FY22 was a rollercoaster ride for the cement industry. International steel prices touched an all-time high level of $1100 this year and then collapsed by 40 percent. The prices of major raw materials such as iron ore and coal also showed significant downward adjustments after peaking to an unsurpassed level. This is because of the demand uncertainty coming on the back of the Russia-Ukraine conflict and a general economic slowdown. Talking about the local scenario, energy slippages, high inflation, multiple discount rate hikes, dwindling foreign exchange reserves and sharp depreciation of Pak Rupee as well as devastating floods in the southern region of the country, the demand from the public and private sector remained subdued.

High international prices of raw material for most of FY22 coupled with Pak rupee depreciation proved to be a double whammy for AISL, shrinking its gross margin in FY22. Then finance cost surged by 52 percent year-on-year on account of a high discount rate, pushing the operating margin to 10.4 percent in FY22 vis-à-vis 12.65 percent in the previous year. As if this was not enough that “other expenses” gave another major blow to the bottom line and grew by 2.4 times in FY22 on account of exchange loss and impairment loss on trade receivables. “Other income” lent a helping hand to the bottom line as the company made a massive profit from its air separation unit. In 2022, AISL installed an air separation unit from IPO proceeds of 2021. The bottom line of AISL shrank by 9 percent year-on-year in FY22 with the lowest PAT margin of 7.23 percent witnessed by the company in the last five years.

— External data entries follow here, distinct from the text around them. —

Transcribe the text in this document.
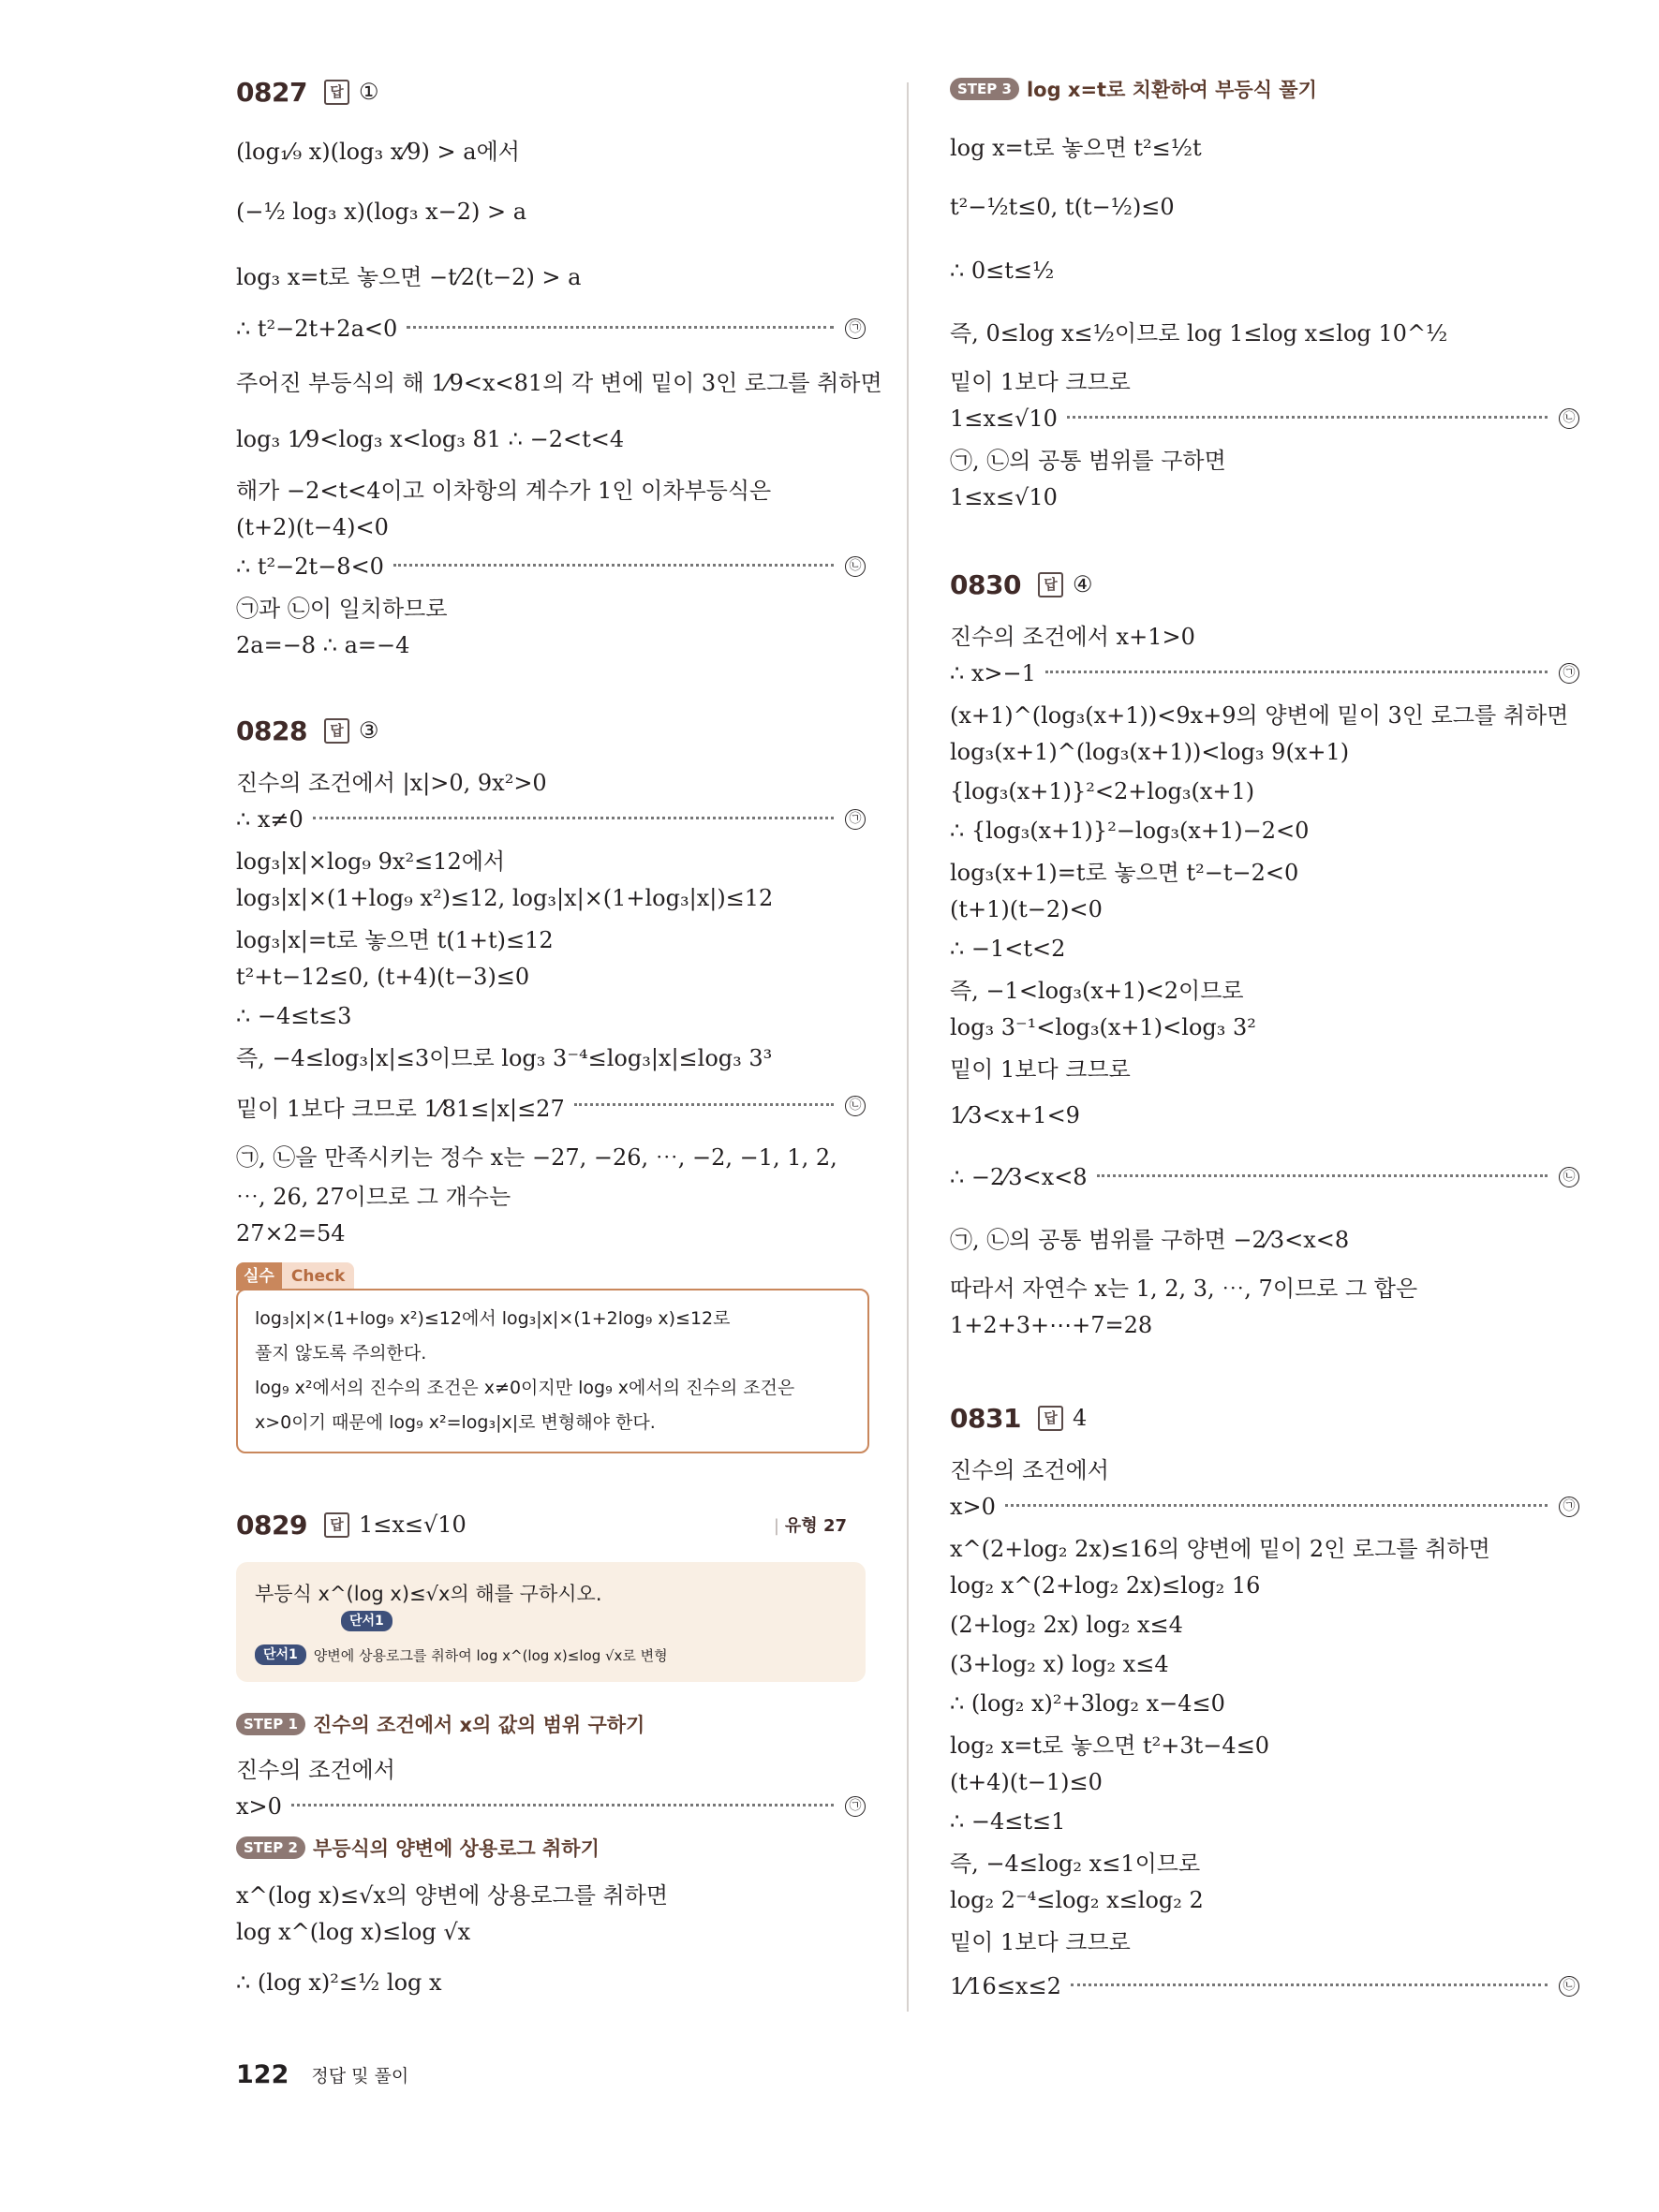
0827	답 ①
(log₁⁄₉ x)(log₃ x⁄9) > a에서
(−½ log₃ x)(log₃ x−2) > a
log₃ x=t로 놓으면 −t⁄2(t−2) > a
∴ t²−2t+2a<0	㉠
주어진 부등식의 해 1⁄9<x<81의 각 변에 밑이 3인 로그를 취하면
log₃ 1⁄9<log₃ x<log₃ 81 ∴ −2<t<4
해가 −2<t<4이고 이차항의 계수가 1인 이차부등식은
(t+2)(t−4)<0
∴ t²−2t−8<0	㉡
㉠과 ㉡이 일치하므로
2a=−8 ∴ a=−4
0828	답 ③
진수의 조건에서 |x|>0, 9x²>0
∴ x≠0	㉠
log₃|x|×log₉ 9x²≤12에서
log₃|x|×(1+log₉ x²)≤12, log₃|x|×(1+log₃|x|)≤12
log₃|x|=t로 놓으면 t(1+t)≤12
t²+t−12≤0, (t+4)(t−3)≤0
∴ −4≤t≤3
즉, −4≤log₃|x|≤3이므로 log₃ 3⁻⁴≤log₃|x|≤log₃ 3³
밑이 1보다 크므로 1⁄81≤|x|≤27	㉡
㉠, ㉡을 만족시키는 정수 x는 −27, −26, ⋯, −2, −1, 1, 2,
⋯, 26, 27이므로 그 개수는
27×2=54
실수	Check
log₃|x|×(1+log₉ x²)≤12에서 log₃|x|×(1+2log₉ x)≤12로
풀지 않도록 주의한다.
log₉ x²에서의 진수의 조건은 x≠0이지만 log₉ x에서의 진수의 조건은
x>0이기 때문에 log₉ x²=log₃|x|로 변형해야 한다.
0829	답 1≤x≤√10	| 유형 27
부등식 x^(log x)≤√x의 해를 구하시오.
단서1
단서1	양변에 상용로그를 취하여 log x^(log x)≤log √x로 변형
STEP 1 진수의 조건에서 x의 값의 범위 구하기
진수의 조건에서
x>0	㉠
STEP 2 부등식의 양변에 상용로그 취하기
x^(log x)≤√x의 양변에 상용로그를 취하면
log x^(log x)≤log √x
∴ (log x)²≤½ log x
STEP 3 log x=t로 치환하여 부등식 풀기
log x=t로 놓으면 t²≤½t
t²−½t≤0, t(t−½)≤0
∴ 0≤t≤½
즉, 0≤log x≤½이므로 log 1≤log x≤log 10^½
밑이 1보다 크므로
1≤x≤√10	㉡
㉠, ㉡의 공통 범위를 구하면
1≤x≤√10
0830	답 ④
진수의 조건에서 x+1>0
∴ x>−1	㉠
(x+1)^(log₃(x+1))<9x+9의 양변에 밑이 3인 로그를 취하면
log₃(x+1)^(log₃(x+1))<log₃ 9(x+1)
{log₃(x+1)}²<2+log₃(x+1)
∴ {log₃(x+1)}²−log₃(x+1)−2<0
log₃(x+1)=t로 놓으면 t²−t−2<0
(t+1)(t−2)<0
∴ −1<t<2
즉, −1<log₃(x+1)<2이므로
log₃ 3⁻¹<log₃(x+1)<log₃ 3²
밑이 1보다 크므로
1⁄3<x+1<9
∴ −2⁄3<x<8	㉡
㉠, ㉡의 공통 범위를 구하면 −2⁄3<x<8
따라서 자연수 x는 1, 2, 3, ⋯, 7이므로 그 합은
1+2+3+⋯+7=28
0831	답 4
진수의 조건에서
x>0	㉠
x^(2+log₂ 2x)≤16의 양변에 밑이 2인 로그를 취하면
log₂ x^(2+log₂ 2x)≤log₂ 16
(2+log₂ 2x) log₂ x≤4
(3+log₂ x) log₂ x≤4
∴ (log₂ x)²+3log₂ x−4≤0
log₂ x=t로 놓으면 t²+3t−4≤0
(t+4)(t−1)≤0
∴ −4≤t≤1
즉, −4≤log₂ x≤1이므로
log₂ 2⁻⁴≤log₂ x≤log₂ 2
밑이 1보다 크므로
1⁄16≤x≤2	㉡
122 정답 및 풀이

Recent Performance (1QFY23)

During 1QFY23, the topline of the company contracted by 23 percent year-on-year on account of depressed market backdrop floods in the major region of the country and high inflation which put brakes on the purchasing power of the consumer. Besides, Pak Rupee depreciation and import restrictions on account of low foreign exchange reserves affected the overall business of AISL.

Due to stumbled business activity during 1QFY23, cost of sales also shows a halt, the result of which was a steady GP margin of 21.7 percent in 1QFY23 as compared to 23.2 percent in 1QFY22. Finance cost continued to haunt by showing a massive increase of 55 percent year-on-year in 1QFY23. This took its toll on the operating profit margin which stood at 2.44 percent in 1QFY23 compared to 12.88 percent in 1QFY22.

Other income attempted to be the bottom line savior by bagging an impressive growth of 4.25 times, yet in the presence of other distressing factors profit after tax dropped by 73 percent year-on-year which culminated in to a PAT margin of 3.26 percent vis-à-vis 9.08 percent in the similar period of FY22.

Future Outlook

The future doesn’t look promising for the steel industry. With the shortage of raw materials owing to import restrictions and low Pak rupee value, the prices of steel rebars have increased twice during the week to reach at Rs. 235,000 per metric ton as of 11 January 2023. The prices will further fly as steel isn’t included in the priority import list issued by SBP and hence the shortage of raw material will persist in the upcoming quarters. This coupled with energy crisis and downcast demand from both public and private sector; the steel industries would have no option but to shut down their operations.

Even if steel imports are allowed by the authorities, the commodity super cycle in the international market which have soared prices coupled with low Pak rupee value, the cost of production isn’t expected to show any respite. Moreover, with a high discount rate, finance costs will also magnify shoving the bottom line to the red zone.